A Partnership to Save the Planet
The following is an excerpt from an op-ed by Asia Society Policy Institute Senior Fellow Thom Woodroofe published in Foreign Policy.
The central debate between scholars and analysts in recent years on the relationship between the world’s two largest carbon emitters — the United States and China — has been whether cooperation, competition, or some combination thereof is best for the planet. Over the same period, relations between the two powers have sunk to new lows, and there are vocal constituencies that see any engagement as futile — or worse, appeasement.
As a result, collective hopes for an enduring partnership between the United States and China on climate have been repeatedly dashed. For every step forward in the last two years on climate, there has been a step back. Early signs of a broader stabilization following November’s bilateral meeting between U.S. President Joe Biden and Chinese President Xi Jinping in Bali faded with February’s spy balloon incident, which also thwarted U.S. Secretary of State Antony Blinken’s follow-up visit to Beijing. But against this backdrop, climate has reemerged as a potentially helpful vanguard issue.

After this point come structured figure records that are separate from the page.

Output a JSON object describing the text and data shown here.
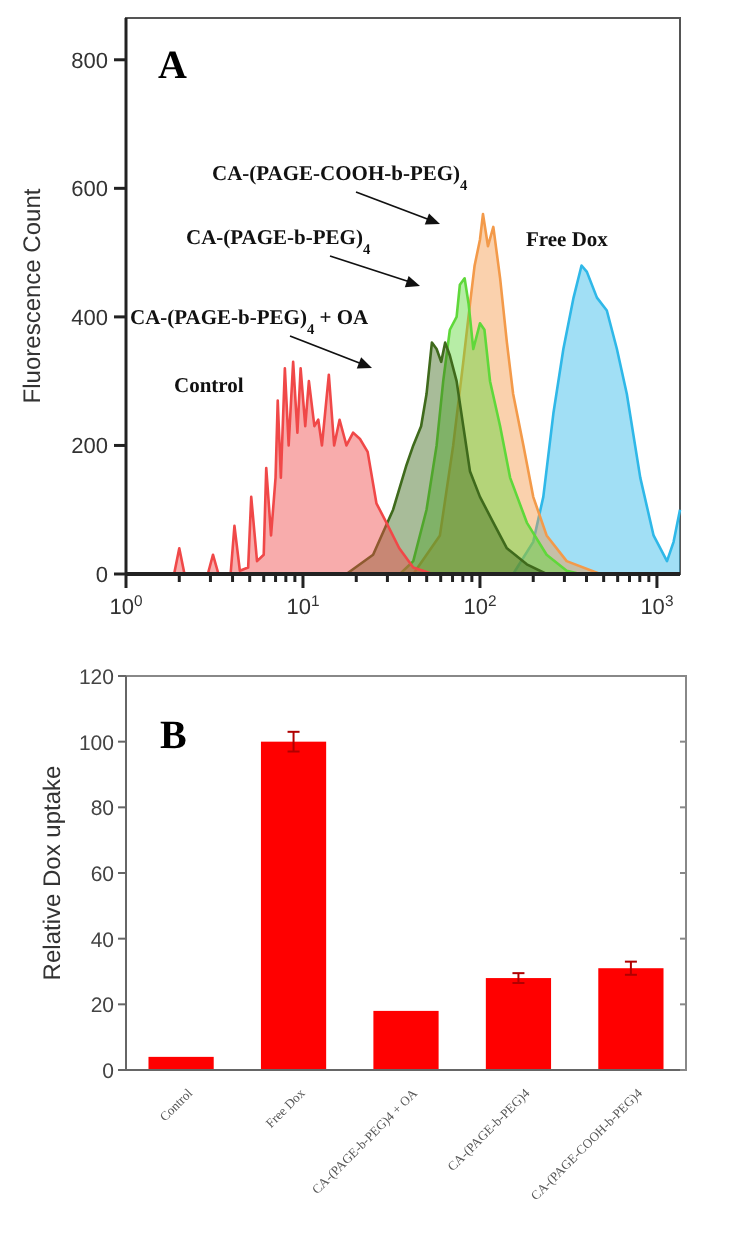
{
  "chart_data": [
    {
      "type": "area",
      "title": "A",
      "ylabel": "Fluorescence Count",
      "log": "x",
      "grid": false,
      "xlim": [
        1,
        1350
      ],
      "ylim": [
        0,
        865
      ],
      "xticks": [
        {
          "value": 1,
          "label": "10$^{0}$"
        },
        {
          "value": 2,
          "label": null
        },
        {
          "value": 3,
          "label": null
        },
        {
          "value": 4,
          "label": null
        },
        {
          "value": 5,
          "label": null
        },
        {
          "value": 6,
          "label": null
        },
        {
          "value": 7,
          "label": null
        },
        {
          "value": 8,
          "label": null
        },
        {
          "value": 9,
          "label": null
        },
        {
          "value": 10,
          "label": "10$^{1}$"
        },
        {
          "value": 20,
          "label": null
        },
        {
          "value": 30,
          "label": null
        },
        {
          "value": 40,
          "label": null
        },
        {
          "value": 50,
          "label": null
        },
        {
          "value": 60,
          "label": null
        },
        {
          "value": 70,
          "label": null
        },
        {
          "value": 80,
          "label": null
        },
        {
          "value": 90,
          "label": null
        },
        {
          "value": 100,
          "label": "10$^{2}$"
        },
        {
          "value": 200,
          "label": null
        },
        {
          "value": 300,
          "label": null
        },
        {
          "value": 400,
          "label": null
        },
        {
          "value": 500,
          "label": null
        },
        {
          "value": 600,
          "label": null
        },
        {
          "value": 700,
          "label": null
        },
        {
          "value": 800,
          "label": null
        },
        {
          "value": 900,
          "label": null
        },
        {
          "value": 1000,
          "label": "10$^{3}$"
        }
      ],
      "yticks": [
        0,
        200,
        400,
        600,
        800
      ],
      "series": [
        {
          "name": "Control",
          "color": "#f04848",
          "x": [
            1,
            1.87,
            2.0,
            2.14,
            2.9,
            3.1,
            3.33,
            3.9,
            4.1,
            4.4,
            4.9,
            5.1,
            5.5,
            6.0,
            6.2,
            6.6,
            7.0,
            7.2,
            7.5,
            7.9,
            8.3,
            8.8,
            9.3,
            9.7,
            10.3,
            10.8,
            11.6,
            12.2,
            12.8,
            14.0,
            15.0,
            16.1,
            17.6,
            19.2,
            21,
            23.2,
            26,
            29.6,
            35,
            42,
            54,
            1350
          ],
          "values": [
            0,
            0,
            40,
            0,
            0,
            30,
            0,
            0,
            75,
            5,
            10,
            120,
            20,
            30,
            165,
            60,
            150,
            270,
            150,
            320,
            200,
            330,
            220,
            320,
            230,
            300,
            230,
            240,
            200,
            310,
            200,
            240,
            200,
            220,
            210,
            190,
            110,
            80,
            40,
            10,
            0,
            0
          ]
        },
        {
          "name": "CA-(PAGE-b-PEG)$_{4}$ + OA",
          "color": "#3f6a1c",
          "x": [
            17.6,
            24.9,
            32.3,
            38.5,
            42,
            46.5,
            49.9,
            53.5,
            56.9,
            60.4,
            63.6,
            67.6,
            73.8,
            80.5,
            87.8,
            100,
            119,
            142,
            184,
            238
          ],
          "values": [
            0,
            30,
            100,
            170,
            200,
            230,
            280,
            360,
            350,
            330,
            360,
            340,
            300,
            230,
            160,
            120,
            80,
            40,
            15,
            0
          ]
        },
        {
          "name": "CA-(PAGE-b-PEG)$_{4}$",
          "color": "#5fd83a",
          "x": [
            35.3,
            42,
            49.9,
            56.9,
            62,
            67.6,
            73.8,
            77,
            81.9,
            86.3,
            91.7,
            100,
            106,
            114,
            130,
            148,
            184,
            238,
            309,
            368
          ],
          "values": [
            0,
            20,
            100,
            200,
            300,
            380,
            400,
            450,
            460,
            420,
            350,
            390,
            380,
            300,
            230,
            150,
            80,
            30,
            5,
            0
          ]
        },
        {
          "name": "CA-(PAGE-COOH-b-PEG)$_{4}$",
          "color": "#f39a4a",
          "x": [
            42,
            59.4,
            70.6,
            80.5,
            87.8,
            93.3,
            100,
            104,
            111,
            119,
            130,
            142,
            154,
            176,
            200,
            238,
            309,
            478
          ],
          "values": [
            0,
            60,
            200,
            330,
            420,
            480,
            520,
            560,
            510,
            540,
            460,
            360,
            280,
            200,
            120,
            60,
            20,
            0
          ]
        },
        {
          "name": "Free Dox",
          "color": "#2fb8e8",
          "x": [
            154,
            200,
            228,
            260,
            296,
            338,
            375,
            402,
            458,
            521,
            594,
            676,
            805,
            957,
            1140,
            1242,
            1350
          ],
          "values": [
            0,
            50,
            120,
            250,
            350,
            430,
            480,
            470,
            430,
            410,
            350,
            280,
            150,
            60,
            20,
            50,
            100
          ]
        }
      ]
    },
    {
      "type": "bar",
      "title": "B",
      "ylabel": "Relative Dox uptake",
      "categories": [
        "Control",
        "Free Dox",
        "CA-(PAGE-b-PEG)4 + OA",
        "CA-(PAGE-b-PEG)4",
        "CA-(PAGE-COOH-b-PEG)4"
      ],
      "values": [
        4,
        100,
        18,
        28,
        31
      ],
      "errors": [
        null,
        3,
        null,
        1.5,
        2
      ],
      "color": "#ff0000",
      "ylim": [
        0,
        120
      ],
      "yticks": [
        0,
        20,
        40,
        60,
        80,
        100,
        120
      ],
      "grid": false
    }
  ]
}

With Special Presidential Envoy John Kerry making his latest call for the two countries to work together despite their differences and uncertainty surrounding whether Xi will participate in a virtual climate summit for world leaders expected to be convened by Biden on April 20, the debate is starting anew. It may be that we see Kerry back in Beijing as a diplomatic entrée ahead of cooperation, or at least the discussion of it, in other areas. In this way, climate can help stabilize the broader U.S.-China relationship.